In June, factory orders had declined by -2.7%. July’s increase was the strongest in 13 months and was driven by a surge in foreign (non-Eurozone) demand.
The Federal Ministry for Economic Affairs and Energy wrote:
“After economic uncertainty due to geopolitical developments and cyclical weakening in the second quarter, the strong order increase provides an encouraging signal for the industry.”
Orders in manufacturing in July rose by:
- within Germany: +1.7%,
- from abroad: +6.9%.
- from the Eurozone: +1.7%,
- from abroad (non-Eurozone): +9.8%.
Producers of intermediate and capital goods posted +0.3% and +8.5% growth respectively, while those of consumer goods saw orders decline by -2.9% in July.

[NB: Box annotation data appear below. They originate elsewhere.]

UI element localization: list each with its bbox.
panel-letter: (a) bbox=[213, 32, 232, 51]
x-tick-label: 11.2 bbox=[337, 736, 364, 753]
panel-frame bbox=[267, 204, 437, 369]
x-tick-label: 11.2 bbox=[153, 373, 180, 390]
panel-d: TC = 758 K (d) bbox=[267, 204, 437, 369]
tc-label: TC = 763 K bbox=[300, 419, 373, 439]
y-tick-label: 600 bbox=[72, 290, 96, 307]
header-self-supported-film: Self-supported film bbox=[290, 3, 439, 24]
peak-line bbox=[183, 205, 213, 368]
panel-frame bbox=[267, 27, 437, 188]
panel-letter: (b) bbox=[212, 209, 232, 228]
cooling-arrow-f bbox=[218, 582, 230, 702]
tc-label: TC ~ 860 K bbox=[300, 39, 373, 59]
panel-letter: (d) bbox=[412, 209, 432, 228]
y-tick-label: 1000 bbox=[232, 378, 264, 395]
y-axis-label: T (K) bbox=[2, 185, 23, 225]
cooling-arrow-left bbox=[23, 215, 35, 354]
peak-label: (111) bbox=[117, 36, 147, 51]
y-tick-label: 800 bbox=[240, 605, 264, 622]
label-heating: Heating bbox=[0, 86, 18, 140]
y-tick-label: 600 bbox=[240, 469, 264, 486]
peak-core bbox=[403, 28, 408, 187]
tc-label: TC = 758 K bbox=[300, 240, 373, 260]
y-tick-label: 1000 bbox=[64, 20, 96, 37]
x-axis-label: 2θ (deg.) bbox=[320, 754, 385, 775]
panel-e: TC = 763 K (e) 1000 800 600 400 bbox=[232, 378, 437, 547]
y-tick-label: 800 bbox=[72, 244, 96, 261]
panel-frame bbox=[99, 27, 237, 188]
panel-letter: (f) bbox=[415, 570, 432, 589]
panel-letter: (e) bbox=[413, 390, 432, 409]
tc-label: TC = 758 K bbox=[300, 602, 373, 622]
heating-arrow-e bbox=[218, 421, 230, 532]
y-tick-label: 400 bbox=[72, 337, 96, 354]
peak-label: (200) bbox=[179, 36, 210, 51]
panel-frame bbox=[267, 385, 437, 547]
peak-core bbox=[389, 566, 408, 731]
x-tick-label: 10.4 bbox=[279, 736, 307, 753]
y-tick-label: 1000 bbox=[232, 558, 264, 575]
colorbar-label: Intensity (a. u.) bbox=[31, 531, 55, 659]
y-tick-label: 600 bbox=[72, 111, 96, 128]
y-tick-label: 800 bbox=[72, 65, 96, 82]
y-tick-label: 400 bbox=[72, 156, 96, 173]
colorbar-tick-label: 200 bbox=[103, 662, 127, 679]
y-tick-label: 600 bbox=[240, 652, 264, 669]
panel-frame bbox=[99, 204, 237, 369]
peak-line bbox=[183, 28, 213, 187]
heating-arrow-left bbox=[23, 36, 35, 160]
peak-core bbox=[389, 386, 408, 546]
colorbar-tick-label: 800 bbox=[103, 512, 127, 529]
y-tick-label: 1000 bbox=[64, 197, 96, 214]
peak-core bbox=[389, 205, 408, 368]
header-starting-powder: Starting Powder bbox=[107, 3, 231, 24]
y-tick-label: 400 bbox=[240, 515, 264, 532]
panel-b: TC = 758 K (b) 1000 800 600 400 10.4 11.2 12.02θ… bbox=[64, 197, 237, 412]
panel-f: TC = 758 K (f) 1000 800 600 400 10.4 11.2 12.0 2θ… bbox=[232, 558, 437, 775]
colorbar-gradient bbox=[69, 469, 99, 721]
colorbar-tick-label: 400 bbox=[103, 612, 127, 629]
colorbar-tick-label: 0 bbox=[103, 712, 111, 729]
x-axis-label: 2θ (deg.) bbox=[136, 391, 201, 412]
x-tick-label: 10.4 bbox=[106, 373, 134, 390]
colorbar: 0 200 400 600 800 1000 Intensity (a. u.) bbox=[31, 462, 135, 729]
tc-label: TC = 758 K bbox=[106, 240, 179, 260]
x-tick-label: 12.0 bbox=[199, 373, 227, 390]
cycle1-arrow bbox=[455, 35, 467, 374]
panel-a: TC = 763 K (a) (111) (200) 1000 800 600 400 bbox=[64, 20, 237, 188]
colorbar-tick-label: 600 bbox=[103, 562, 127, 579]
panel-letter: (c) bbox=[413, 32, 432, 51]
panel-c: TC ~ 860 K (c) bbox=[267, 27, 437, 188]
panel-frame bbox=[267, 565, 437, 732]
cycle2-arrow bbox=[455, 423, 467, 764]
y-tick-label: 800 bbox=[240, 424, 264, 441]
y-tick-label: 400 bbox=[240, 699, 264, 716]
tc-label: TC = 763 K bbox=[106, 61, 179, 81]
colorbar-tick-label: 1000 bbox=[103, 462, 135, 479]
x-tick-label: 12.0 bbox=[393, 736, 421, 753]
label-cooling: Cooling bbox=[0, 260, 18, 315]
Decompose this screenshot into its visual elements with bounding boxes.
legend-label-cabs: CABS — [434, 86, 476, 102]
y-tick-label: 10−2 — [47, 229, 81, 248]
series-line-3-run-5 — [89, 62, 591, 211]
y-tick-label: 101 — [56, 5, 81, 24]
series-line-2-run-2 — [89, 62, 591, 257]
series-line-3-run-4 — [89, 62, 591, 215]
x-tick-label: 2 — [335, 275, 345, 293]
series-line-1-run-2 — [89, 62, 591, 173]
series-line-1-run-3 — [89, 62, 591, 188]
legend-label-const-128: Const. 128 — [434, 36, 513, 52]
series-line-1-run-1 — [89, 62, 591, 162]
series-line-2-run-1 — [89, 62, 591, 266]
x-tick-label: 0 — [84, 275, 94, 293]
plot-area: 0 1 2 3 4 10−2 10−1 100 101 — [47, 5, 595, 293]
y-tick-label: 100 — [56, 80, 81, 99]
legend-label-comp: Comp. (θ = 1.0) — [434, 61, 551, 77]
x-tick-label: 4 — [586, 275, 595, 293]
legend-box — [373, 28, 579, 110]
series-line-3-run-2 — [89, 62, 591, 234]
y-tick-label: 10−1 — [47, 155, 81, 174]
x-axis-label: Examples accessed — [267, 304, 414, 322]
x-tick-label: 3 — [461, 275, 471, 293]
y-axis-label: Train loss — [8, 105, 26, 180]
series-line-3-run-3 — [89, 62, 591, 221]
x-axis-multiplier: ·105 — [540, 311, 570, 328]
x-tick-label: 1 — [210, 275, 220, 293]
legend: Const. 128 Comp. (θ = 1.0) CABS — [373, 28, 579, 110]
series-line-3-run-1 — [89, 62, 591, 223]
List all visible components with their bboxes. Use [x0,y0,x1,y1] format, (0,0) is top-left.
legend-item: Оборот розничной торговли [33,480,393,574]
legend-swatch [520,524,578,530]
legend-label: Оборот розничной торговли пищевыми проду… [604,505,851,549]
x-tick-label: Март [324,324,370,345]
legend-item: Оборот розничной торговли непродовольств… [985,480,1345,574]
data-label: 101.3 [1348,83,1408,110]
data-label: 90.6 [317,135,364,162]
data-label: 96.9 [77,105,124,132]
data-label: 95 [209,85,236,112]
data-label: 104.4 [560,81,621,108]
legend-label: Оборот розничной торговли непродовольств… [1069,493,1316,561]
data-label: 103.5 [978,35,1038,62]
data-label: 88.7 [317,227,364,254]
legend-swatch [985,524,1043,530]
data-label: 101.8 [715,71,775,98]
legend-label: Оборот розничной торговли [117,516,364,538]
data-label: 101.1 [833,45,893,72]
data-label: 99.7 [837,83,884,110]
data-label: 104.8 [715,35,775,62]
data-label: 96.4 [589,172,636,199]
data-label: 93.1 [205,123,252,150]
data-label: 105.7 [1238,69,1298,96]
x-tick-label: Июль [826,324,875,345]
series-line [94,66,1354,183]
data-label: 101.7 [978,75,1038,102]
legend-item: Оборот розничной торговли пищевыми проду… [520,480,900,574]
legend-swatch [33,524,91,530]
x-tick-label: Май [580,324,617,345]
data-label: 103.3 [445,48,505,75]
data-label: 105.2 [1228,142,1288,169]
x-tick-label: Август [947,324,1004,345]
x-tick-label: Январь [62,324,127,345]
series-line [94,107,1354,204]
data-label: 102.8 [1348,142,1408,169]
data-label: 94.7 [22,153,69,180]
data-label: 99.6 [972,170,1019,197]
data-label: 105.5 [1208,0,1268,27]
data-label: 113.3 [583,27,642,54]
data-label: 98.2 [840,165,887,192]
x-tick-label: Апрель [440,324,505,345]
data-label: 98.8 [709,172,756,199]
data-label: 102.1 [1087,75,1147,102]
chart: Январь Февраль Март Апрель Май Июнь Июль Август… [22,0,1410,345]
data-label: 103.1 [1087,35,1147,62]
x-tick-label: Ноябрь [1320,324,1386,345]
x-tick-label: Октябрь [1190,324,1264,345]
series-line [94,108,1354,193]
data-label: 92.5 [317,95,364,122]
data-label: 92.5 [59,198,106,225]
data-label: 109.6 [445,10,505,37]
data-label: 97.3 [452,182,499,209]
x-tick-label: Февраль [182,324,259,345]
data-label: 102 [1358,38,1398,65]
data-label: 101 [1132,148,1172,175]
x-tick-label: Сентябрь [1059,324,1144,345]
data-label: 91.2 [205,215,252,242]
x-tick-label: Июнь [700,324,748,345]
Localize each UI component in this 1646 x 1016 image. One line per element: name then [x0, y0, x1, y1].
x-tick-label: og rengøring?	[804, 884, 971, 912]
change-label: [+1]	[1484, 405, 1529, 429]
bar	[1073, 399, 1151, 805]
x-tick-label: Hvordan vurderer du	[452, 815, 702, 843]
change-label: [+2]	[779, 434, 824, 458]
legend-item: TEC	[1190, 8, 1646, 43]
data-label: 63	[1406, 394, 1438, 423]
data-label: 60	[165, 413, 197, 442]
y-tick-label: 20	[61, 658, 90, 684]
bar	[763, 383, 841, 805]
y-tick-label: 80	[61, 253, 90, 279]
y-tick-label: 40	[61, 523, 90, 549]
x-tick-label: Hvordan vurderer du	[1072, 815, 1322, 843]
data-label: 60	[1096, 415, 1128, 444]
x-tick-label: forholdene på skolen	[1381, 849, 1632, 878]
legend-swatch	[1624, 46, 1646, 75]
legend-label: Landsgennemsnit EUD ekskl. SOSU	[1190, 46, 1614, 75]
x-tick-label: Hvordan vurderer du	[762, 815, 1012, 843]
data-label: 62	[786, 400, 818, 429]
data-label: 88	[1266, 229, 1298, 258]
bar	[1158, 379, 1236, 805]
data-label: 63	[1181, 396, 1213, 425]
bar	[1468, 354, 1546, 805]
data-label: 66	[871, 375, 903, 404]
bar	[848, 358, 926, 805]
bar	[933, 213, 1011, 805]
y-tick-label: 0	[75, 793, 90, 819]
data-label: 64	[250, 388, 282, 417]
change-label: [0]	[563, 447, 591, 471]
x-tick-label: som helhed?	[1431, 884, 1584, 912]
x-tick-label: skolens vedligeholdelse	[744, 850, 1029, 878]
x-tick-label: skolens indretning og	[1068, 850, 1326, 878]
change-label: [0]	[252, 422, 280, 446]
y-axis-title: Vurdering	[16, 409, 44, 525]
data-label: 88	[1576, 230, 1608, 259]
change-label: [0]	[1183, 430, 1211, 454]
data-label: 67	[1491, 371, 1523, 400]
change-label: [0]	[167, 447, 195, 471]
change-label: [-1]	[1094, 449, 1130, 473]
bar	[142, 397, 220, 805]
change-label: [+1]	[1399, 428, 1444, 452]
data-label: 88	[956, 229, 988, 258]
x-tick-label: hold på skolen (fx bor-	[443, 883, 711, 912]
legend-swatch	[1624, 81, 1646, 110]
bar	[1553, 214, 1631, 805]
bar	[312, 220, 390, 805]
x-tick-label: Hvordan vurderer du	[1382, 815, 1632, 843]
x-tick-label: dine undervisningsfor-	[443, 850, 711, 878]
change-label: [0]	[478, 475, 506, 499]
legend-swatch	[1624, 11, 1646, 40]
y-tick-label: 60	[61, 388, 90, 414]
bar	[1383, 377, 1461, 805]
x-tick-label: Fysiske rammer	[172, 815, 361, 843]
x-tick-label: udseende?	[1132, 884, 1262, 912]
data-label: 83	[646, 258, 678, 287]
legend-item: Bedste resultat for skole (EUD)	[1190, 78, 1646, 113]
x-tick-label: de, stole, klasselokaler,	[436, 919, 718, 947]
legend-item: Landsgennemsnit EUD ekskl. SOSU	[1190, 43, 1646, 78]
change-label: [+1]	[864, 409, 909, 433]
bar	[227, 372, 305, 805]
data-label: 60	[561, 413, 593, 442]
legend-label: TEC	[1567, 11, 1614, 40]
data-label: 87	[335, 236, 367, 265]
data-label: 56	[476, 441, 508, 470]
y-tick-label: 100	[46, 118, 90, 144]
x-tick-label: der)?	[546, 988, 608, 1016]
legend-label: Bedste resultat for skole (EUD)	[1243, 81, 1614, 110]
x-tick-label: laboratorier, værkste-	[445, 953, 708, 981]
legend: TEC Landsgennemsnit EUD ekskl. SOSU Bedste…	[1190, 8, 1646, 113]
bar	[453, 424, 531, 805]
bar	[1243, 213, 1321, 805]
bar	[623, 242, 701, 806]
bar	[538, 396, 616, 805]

Economists believe that the marginal increase from the Eurozone shows that Germany’s real risks are more due to the currency bloc’s economic weaknesses than the geopolitical problems in Ukraine and the Middle East.
(Data source: Destatis)
A summer of pessimism
German business confidence has suffered as the Eurozone increases economic sanctions against Russia and the world’s largest nation responds with tit-for-tat bans of agricultural products and food imports.
The Munich-based Ifo Institute reported that the German Business Climate Index for trade and industry had declined to 106.3 in August from 108 in July. Ifo said German firms were less satisfied with the current business situation and that the economy was losing steam.
In August, Destatis reported that German GDP contracted by -0.2% in Q2 2014, also commenting that “The German economy is losing momentum.” Economists said its Q1 growth (+0.4%) was probably due to abnormally mild winter conditions.
Bloomberg Businessweek quoted Carsten Brzeski, chief economist at ING-DiBa AG in Frankfurt, who said “Ahead of today’s ECB meeting, German new order data should give some relief that not everything is gloom and down. (Data are) providing evidence that the Eurozone’s largest economy should return to growth in the third quarter.”